When to keep away from utilizing CoD
Whereas CoD prompting provides compelling advantages by way of effectivity and efficiency, it’s not universally relevant. There are eventualities the place conventional CoT or much more verbose reasoning could also be simpler or applicable. Primarily based on our experimentation and findings from the unique analysis, listed here are some key concerns:
- Zero-shot or prompt-only use instances: CoD performs finest when paired with sturdy few-shot examples. In zero-shot eventualities—the place no reasoning patterns are supplied—fashions typically battle to undertake the minimalist drafting type on their very own. This may result in decrease accuracy or incomplete reasoning steps.
- Duties requiring excessive interpretability: To be used instances like authorized or medical doc evaluation, audit trails, or regulated environments, verbose reasoning could also be important. In such instances, CoT’s extra clear, step-by-step explanations present higher traceability and belief.
- Small language fashions: CoD underperformed on fashions with fewer than 3 billion parameters. These fashions lack the instruction-following constancy and reasoning energy wanted to execute CoD-style prompts successfully. CoT could yield higher leads to these instances.
- Inventive or open-ended duties: Duties that profit from elaboration—like writing, ideation, or user-facing conversations—could lose worth if too condensed. CoD is finest fitted to structured reasoning, logic, and deterministic duties the place brevity improves efficiency.
In brief, CoD shines when the objective is environment friendly reasoning with minimal overhead—however cautious immediate design, mannequin choice, and activity match are key to success.
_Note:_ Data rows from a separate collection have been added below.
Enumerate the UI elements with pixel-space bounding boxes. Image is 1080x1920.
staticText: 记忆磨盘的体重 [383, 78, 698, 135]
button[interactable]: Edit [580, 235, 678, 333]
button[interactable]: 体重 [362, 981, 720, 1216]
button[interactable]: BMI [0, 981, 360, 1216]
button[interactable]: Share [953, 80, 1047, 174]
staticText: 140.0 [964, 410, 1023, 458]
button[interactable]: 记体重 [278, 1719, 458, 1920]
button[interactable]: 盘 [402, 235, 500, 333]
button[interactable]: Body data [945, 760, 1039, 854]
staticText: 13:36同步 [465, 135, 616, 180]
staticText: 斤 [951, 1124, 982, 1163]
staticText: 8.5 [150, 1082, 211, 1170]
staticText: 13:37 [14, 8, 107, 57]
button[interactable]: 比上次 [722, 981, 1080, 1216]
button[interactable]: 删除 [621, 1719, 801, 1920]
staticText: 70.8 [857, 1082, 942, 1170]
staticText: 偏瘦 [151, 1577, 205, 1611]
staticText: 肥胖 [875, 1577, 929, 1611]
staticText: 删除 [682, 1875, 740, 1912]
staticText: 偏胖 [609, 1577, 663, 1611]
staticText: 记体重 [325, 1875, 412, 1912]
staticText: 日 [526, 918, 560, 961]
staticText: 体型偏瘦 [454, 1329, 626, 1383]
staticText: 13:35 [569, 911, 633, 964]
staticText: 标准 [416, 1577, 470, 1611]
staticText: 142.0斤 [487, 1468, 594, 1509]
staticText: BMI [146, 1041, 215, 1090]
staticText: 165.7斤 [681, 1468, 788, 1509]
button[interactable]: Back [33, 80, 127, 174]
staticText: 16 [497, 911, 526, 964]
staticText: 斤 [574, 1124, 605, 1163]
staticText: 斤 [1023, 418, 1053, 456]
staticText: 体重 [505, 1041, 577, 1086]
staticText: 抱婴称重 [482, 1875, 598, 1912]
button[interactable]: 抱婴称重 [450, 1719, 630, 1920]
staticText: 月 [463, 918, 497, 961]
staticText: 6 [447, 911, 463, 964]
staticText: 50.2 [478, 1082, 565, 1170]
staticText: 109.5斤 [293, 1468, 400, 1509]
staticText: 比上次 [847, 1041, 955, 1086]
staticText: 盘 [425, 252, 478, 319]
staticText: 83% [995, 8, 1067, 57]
Conclusion and key takeaways
CoD prompting emerges as an environment friendly approach for organizations in search of to optimize their generative AI implementations. By encouraging language fashions to purpose in concise, centered steps, CoD achieves outstanding enhancements in each efficiency and useful resource utilization. Our implementation utilizing Amazon Bedrock and AWS Lambda demonstrated vital advantages in token utilization and enchancment in latency in comparison with conventional CoT prompting, whereas sustaining comparable accuracy throughout numerous basis fashions and complicated reasoning duties. As AI continues to evolve, CoD represents a big step in the direction of extra environment friendly and performant language fashions. It’s significantly precious for structured reasoning duties the place pace and token effectivity are important, although it’s not a one-size-fits-all resolution. We encourage practitioners to discover CoD in their very own AI workflows, leveraging its potential to scale back prices, enhance response instances, and improve scalability. The way forward for AI lies in smarter, extra environment friendly reasoning approaches, and CoD prompting is on the forefront of this transformation.
To study extra about immediate engineering and CoD approach, check with the next sources:
In regards to the authors
Ahmed Raafat is a Senior Supervisor at AWS main the AI/ML Specialist crew within the UK & Eire, with over 20 years of know-how expertise serving to main corporations remodel by way of AI and cloud applied sciences. As a trusted C-suite advisor and thought chief, he guides organizations in AI technique and adoption, serving to them use rising applied sciences for innovation and development.
Kiranpreet Chawla is a Options Architect at Amazon Net Companies, leveraging over 15 years of numerous know-how expertise to drive cloud and AI transformations. Kiranpreet’s experience spans from cloud modernization to AI/ML implementations, enabling her to offer complete steerage to clients throughout numerous industries.